NBC News Channel turns 20 on Jan. 1, with plans to give its Charlotte, N.C., newsroom a major facelift. Over the next year, the division will be moving to a tapeless workfl ow and preparing to deploy new file servers as part of a push to strengthen its operations in the run-up to 2012, which is shaping up to be one of the busiest, most challenging news cycles in years.

“We start 2012 with the Super Bowl on NBC and then we have the Summer Olympics on NBC,” notes Bob Horner, president of NBC News Channel, which feeds affiliates, international clients and NBC’s various broadcast and cable operations news stories and footage from its 10,000 sq. ft. facility in Charlotte. “And while all of that is going on, we obviously have the political races and the presidential campaign; 2008 was a tough year, but I think 2012 will be even more intense.”

Next year’s first major upgrade will be the installation of an Avid system that will shift the NBC News Channel newsroom from a tape-based workflow to a completely non-linear, tapeless operation. “Our technical engineers and IT teams are deep into the project planning, and we anticipate we’ll go live with that system on a regular basis around July 1,” says Horner.

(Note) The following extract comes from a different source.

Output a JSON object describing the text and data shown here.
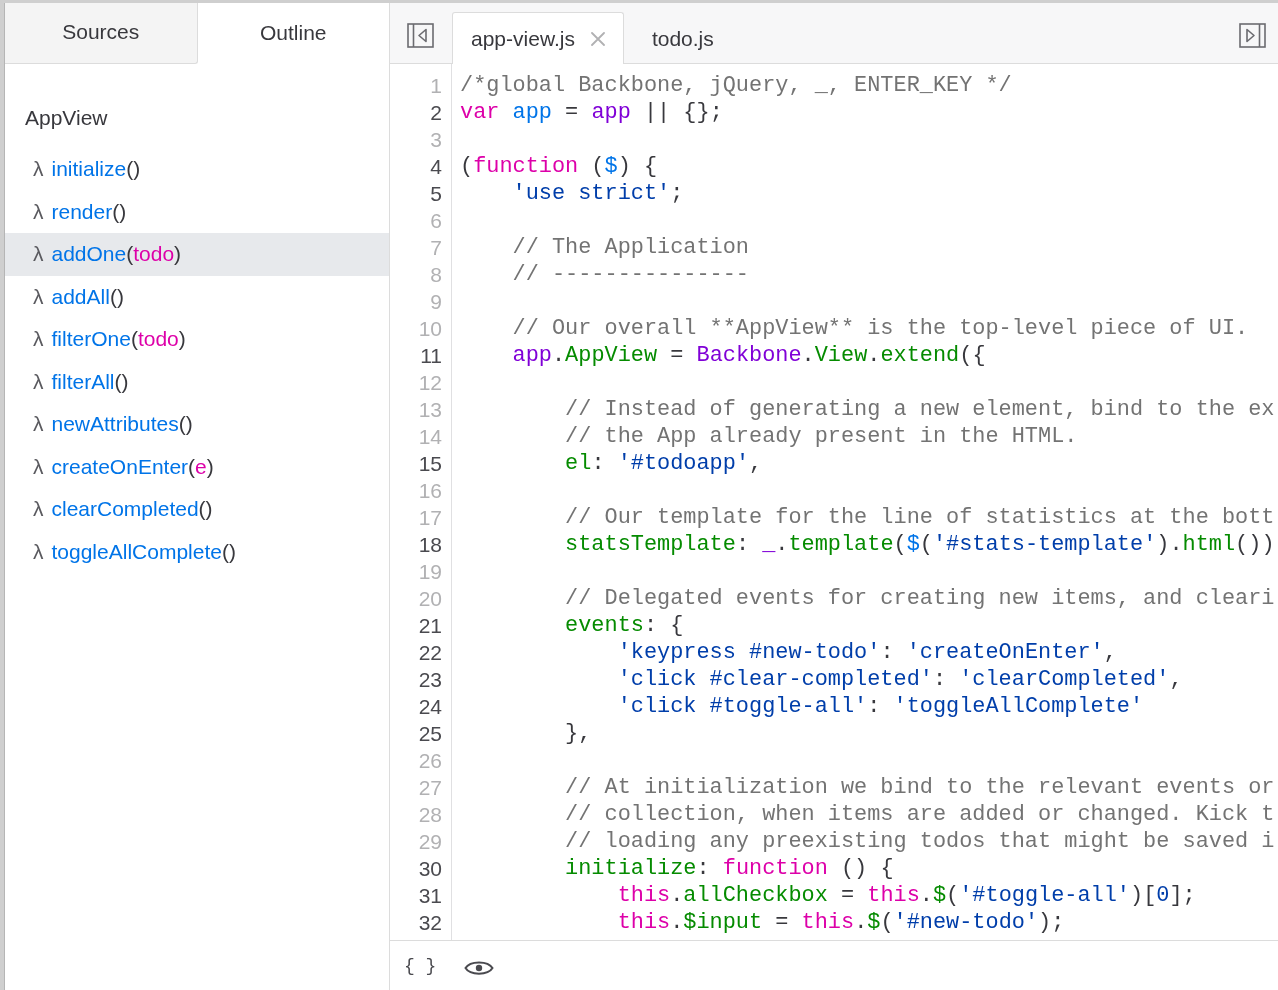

The new system will improve the quality of the news feeds NBC delivers because they won’t have to dump video from tapes into servers. It will also speed up the newsroom’s ability to deliver more content to more platforms. Each day the operation—which serves around 200 NBC affiliates, 15 key international clients and NBC’s national broadcast and cable news operation— delivers about 250 video stories, sends out live coverage of approximately 25 events, codes about 20 stories for NBC affiliate Websites and responds to requests for archival footage. Overall, Horner estimates NBC News Channel pumps out more than 1,000 items per day with a staff of about 100—80 of them full-timers.

NBC News Channel is also in the early stages of acquiring a new set of proprietary servers that are expected to be deployed in late 2011 or early 2012 at NBC affiliates and other clients that receive its content. “In the first quarter, we’ll be having serious internal discussions about what we need in our next server package,” Horner says. “Then sometime in the spring, we will start talking to vendors about who might be the best one to work for us on the next round” of server deployments.

That will certainly be to NBC’s advantage, given the big year down the road. “By making these two big technological upgrades in 2011, we will be able to devote all our staff’s time to our coverage and our client services in 2012,” Horner says.